GDS issues API technical and data standards
Emphasises importance in supporting the re-use of government technology and making better use of data
The Government Digital Service (GDS) has released its new set of data and technical standards for APIs, describing the move as a significant step in improving digital services and reducing costs.
It includes an emphasis on following the Technology Code of Practice, the criteria for designing and building technology in government, and a series of detailed points on good practice in creating APIs.
There has been a growing emphasis on the significance of APIs (application program interfaces) for digital public services, as they provide the interface for developers to tap into data sources from government systems. This provides the scope for the creation of apps by public authorities or third parties, reflecting a shift in sentiment towards creating ecosystems rather than more tightly controlled structures for app development.
GDS emphasised their role in helping government bodies to share and re-use technology and make better use of data.
The point on following the Technology Code of Practice includes a need to comply with the Open Standards Principles of open access – designed to support software interoperability – adhere to the official cyber security guidelines, and ensure they can support a scaling up of services and changes in the objectives.
Series of issues
Other standards cover issues including: using uniform resource identifiers to identify certain data; good practice for tokens and permissions; authorisation of users; using the Unicode Transformation Format for encoding; and iteration of APIs.
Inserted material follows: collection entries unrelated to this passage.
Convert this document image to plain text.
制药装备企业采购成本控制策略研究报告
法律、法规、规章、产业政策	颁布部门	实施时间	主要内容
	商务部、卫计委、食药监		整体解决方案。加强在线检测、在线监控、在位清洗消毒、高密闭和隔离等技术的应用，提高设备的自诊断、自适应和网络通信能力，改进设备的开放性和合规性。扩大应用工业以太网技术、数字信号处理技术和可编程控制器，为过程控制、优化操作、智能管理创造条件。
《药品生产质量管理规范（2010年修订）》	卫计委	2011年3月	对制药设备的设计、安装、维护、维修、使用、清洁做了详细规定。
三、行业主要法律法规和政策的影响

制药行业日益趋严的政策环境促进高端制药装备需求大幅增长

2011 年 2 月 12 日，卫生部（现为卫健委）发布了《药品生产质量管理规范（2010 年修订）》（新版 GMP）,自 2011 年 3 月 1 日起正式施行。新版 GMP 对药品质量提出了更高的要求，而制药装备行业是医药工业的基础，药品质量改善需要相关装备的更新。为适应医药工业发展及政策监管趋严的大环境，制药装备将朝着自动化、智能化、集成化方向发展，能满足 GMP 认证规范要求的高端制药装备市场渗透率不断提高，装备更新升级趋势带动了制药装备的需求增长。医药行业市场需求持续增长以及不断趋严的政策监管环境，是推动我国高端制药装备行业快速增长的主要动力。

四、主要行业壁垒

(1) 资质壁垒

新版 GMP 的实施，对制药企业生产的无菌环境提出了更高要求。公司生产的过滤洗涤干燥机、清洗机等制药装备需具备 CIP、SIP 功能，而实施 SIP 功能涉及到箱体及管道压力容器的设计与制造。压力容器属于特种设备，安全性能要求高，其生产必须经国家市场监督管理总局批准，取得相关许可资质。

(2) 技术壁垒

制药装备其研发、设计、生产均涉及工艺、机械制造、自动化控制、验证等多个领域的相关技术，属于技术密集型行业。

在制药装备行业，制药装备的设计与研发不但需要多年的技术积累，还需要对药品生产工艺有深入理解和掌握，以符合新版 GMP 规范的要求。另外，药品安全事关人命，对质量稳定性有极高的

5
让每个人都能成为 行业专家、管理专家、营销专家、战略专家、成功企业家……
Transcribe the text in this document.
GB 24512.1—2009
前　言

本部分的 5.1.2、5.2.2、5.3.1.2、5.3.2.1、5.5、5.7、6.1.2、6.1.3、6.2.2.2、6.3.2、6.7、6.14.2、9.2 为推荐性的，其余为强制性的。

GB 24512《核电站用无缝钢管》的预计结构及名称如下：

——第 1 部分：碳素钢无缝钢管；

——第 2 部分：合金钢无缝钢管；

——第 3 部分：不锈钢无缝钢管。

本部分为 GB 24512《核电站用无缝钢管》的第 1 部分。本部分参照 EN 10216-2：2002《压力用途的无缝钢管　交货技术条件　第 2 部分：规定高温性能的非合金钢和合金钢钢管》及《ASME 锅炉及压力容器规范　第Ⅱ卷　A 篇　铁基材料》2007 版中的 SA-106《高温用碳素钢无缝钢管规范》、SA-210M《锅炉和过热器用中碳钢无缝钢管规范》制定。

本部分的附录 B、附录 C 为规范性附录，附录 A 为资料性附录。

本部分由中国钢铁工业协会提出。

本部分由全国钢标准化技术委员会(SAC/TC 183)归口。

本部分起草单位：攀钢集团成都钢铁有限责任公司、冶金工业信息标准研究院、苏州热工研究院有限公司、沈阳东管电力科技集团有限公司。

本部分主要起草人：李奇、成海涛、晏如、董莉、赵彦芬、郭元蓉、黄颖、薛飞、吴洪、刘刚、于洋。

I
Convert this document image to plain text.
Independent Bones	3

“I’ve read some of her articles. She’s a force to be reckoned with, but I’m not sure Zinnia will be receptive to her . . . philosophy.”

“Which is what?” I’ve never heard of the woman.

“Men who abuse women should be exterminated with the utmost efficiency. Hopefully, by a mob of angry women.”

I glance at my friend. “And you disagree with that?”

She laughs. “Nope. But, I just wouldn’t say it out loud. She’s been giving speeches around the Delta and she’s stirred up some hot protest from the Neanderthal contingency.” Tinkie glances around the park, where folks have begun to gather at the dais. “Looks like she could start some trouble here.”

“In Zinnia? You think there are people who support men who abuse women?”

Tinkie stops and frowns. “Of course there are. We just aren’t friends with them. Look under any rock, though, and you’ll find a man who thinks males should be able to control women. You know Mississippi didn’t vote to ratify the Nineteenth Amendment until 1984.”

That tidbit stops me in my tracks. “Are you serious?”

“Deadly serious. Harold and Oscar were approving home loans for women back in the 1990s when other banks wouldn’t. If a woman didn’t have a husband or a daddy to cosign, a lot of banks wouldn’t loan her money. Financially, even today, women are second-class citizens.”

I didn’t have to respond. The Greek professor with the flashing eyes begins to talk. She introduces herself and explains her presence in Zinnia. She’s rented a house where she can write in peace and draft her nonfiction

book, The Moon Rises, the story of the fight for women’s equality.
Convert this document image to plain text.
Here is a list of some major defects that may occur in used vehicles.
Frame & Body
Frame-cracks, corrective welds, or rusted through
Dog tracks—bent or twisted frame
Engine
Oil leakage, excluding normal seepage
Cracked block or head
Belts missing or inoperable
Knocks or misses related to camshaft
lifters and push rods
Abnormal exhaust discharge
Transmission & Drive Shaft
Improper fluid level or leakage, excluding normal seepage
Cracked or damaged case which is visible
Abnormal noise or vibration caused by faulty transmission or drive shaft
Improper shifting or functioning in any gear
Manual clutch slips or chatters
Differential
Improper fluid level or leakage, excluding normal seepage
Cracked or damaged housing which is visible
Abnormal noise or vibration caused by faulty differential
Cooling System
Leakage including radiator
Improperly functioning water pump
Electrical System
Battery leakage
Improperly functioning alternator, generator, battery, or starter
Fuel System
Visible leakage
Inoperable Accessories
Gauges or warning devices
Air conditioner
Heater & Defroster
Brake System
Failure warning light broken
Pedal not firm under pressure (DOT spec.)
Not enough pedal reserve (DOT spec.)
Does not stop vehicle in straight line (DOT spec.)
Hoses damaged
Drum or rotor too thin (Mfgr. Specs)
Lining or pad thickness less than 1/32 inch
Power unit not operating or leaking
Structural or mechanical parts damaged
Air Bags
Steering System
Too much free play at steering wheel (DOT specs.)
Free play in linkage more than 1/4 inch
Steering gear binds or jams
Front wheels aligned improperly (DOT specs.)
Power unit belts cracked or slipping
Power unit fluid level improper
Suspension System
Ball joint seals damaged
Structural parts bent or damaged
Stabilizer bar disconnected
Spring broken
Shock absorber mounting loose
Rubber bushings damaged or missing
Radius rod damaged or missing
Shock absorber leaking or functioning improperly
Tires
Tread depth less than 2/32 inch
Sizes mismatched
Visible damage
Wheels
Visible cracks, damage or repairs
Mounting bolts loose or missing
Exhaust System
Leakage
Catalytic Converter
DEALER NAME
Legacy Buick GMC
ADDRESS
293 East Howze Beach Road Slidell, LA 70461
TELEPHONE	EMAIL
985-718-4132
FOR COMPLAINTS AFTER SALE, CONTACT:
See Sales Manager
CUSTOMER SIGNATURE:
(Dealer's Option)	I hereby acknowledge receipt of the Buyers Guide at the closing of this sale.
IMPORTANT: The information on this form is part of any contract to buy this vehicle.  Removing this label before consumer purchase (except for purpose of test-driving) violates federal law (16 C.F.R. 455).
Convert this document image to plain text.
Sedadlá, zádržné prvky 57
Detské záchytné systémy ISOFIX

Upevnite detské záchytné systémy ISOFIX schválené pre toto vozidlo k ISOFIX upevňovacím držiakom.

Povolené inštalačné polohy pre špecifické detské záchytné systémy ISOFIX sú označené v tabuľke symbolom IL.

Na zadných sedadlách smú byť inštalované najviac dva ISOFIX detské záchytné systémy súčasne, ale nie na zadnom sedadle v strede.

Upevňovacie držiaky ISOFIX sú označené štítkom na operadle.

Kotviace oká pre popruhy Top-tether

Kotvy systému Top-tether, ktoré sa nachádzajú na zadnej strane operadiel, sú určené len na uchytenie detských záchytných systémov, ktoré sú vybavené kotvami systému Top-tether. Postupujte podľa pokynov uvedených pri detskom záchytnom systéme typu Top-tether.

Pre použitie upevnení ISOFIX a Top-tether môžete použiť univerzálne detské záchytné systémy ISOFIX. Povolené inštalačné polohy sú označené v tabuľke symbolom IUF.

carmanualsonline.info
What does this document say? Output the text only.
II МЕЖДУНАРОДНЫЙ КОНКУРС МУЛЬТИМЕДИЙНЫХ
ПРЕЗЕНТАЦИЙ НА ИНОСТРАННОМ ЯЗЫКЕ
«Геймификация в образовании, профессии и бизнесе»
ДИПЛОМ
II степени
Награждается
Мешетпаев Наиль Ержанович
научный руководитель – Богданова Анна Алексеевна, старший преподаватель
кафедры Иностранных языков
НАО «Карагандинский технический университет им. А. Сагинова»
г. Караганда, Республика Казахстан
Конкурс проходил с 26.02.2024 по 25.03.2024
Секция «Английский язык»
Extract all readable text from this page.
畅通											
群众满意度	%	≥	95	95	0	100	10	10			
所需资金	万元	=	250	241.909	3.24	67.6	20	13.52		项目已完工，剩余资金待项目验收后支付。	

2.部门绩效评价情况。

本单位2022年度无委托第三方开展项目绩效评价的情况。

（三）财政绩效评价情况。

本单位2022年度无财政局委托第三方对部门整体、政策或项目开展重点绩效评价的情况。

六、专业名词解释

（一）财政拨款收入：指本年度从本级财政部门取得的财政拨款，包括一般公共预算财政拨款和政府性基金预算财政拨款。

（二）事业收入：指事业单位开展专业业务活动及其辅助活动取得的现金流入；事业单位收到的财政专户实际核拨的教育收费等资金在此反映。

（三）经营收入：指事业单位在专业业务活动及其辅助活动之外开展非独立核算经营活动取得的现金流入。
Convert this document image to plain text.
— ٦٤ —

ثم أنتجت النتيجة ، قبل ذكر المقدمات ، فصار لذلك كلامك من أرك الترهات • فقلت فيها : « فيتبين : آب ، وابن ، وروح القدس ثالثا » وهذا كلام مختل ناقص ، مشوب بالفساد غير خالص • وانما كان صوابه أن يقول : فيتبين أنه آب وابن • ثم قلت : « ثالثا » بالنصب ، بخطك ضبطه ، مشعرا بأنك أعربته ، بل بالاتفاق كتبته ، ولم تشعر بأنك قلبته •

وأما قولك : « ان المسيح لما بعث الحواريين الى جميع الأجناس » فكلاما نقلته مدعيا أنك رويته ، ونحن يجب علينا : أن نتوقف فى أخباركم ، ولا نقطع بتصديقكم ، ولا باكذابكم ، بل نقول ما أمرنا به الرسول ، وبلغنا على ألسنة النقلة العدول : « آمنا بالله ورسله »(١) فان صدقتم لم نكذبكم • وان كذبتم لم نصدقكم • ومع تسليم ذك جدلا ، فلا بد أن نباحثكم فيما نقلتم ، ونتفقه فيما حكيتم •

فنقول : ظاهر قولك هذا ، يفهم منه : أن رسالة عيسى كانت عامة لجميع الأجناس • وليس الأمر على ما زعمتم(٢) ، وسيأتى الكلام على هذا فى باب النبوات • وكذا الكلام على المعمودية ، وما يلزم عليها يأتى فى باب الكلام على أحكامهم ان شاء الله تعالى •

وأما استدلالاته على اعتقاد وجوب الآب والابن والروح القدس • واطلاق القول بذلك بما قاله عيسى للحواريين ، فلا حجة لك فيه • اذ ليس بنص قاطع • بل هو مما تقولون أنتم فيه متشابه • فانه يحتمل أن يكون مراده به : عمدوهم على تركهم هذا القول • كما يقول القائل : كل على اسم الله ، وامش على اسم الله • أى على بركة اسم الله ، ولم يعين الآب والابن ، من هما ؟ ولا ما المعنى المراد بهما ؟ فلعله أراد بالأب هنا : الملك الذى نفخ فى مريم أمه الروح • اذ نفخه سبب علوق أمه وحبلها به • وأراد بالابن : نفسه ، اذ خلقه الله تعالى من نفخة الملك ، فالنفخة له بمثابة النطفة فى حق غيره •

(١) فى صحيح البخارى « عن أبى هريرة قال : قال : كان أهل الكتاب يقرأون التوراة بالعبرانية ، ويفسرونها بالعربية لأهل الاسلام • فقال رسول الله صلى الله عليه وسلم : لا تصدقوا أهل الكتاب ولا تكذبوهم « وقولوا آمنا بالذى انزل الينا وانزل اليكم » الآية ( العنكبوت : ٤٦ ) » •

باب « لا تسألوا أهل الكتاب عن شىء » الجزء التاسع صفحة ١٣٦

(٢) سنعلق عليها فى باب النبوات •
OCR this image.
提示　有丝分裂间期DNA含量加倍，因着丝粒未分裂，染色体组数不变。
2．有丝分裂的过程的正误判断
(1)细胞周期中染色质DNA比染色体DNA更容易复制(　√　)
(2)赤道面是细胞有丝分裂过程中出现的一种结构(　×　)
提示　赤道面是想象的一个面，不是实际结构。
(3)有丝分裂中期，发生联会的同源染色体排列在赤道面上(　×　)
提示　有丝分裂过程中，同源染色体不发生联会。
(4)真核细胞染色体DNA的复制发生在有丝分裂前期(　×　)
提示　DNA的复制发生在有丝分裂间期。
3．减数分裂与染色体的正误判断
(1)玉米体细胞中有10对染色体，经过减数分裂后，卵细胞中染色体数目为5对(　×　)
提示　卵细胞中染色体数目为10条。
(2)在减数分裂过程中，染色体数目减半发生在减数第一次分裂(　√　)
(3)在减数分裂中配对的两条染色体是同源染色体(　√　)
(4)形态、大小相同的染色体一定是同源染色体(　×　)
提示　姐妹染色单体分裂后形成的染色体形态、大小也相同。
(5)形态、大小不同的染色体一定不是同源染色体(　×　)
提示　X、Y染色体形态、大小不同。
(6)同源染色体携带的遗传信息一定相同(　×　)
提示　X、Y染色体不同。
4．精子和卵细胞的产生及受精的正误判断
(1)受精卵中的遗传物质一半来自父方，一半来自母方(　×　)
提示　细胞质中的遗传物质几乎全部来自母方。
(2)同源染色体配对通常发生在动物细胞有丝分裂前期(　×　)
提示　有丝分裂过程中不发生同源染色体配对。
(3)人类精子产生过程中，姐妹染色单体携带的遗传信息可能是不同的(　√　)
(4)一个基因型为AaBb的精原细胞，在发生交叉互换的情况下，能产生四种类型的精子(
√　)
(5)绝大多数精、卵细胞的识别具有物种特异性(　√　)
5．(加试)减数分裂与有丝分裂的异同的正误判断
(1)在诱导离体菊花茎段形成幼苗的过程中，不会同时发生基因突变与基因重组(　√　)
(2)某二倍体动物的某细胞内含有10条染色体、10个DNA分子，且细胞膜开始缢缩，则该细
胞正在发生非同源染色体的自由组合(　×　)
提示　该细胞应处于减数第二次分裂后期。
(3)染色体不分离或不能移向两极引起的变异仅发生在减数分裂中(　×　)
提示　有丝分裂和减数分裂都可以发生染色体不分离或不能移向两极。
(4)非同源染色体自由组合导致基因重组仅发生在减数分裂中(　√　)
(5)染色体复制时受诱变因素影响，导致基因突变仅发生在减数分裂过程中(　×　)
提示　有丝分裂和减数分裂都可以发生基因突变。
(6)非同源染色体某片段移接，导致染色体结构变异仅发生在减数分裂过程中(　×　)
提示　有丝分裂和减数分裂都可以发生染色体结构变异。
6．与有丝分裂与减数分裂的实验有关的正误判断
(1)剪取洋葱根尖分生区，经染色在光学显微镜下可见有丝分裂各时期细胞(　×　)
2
The document also tells public bodies to publish their APIs over the internet by default, and that if there is a reason not to do so they should email GDS.
GDS said it has received early feedback that will prompt the development of further guidance in a few areas, including documentation, authentication and authorisation, data security and confidentiality, service level objectives, and legacy and migration.
A number of recent developments have highlighted the growing importance of APIs in public sector digital efforts. In November NHS Digital revealed plans to open an API Lab, and last month the Council for Science and Technology called on the Government to develop data standards and APIs to encourage the use of new digital devices in social care.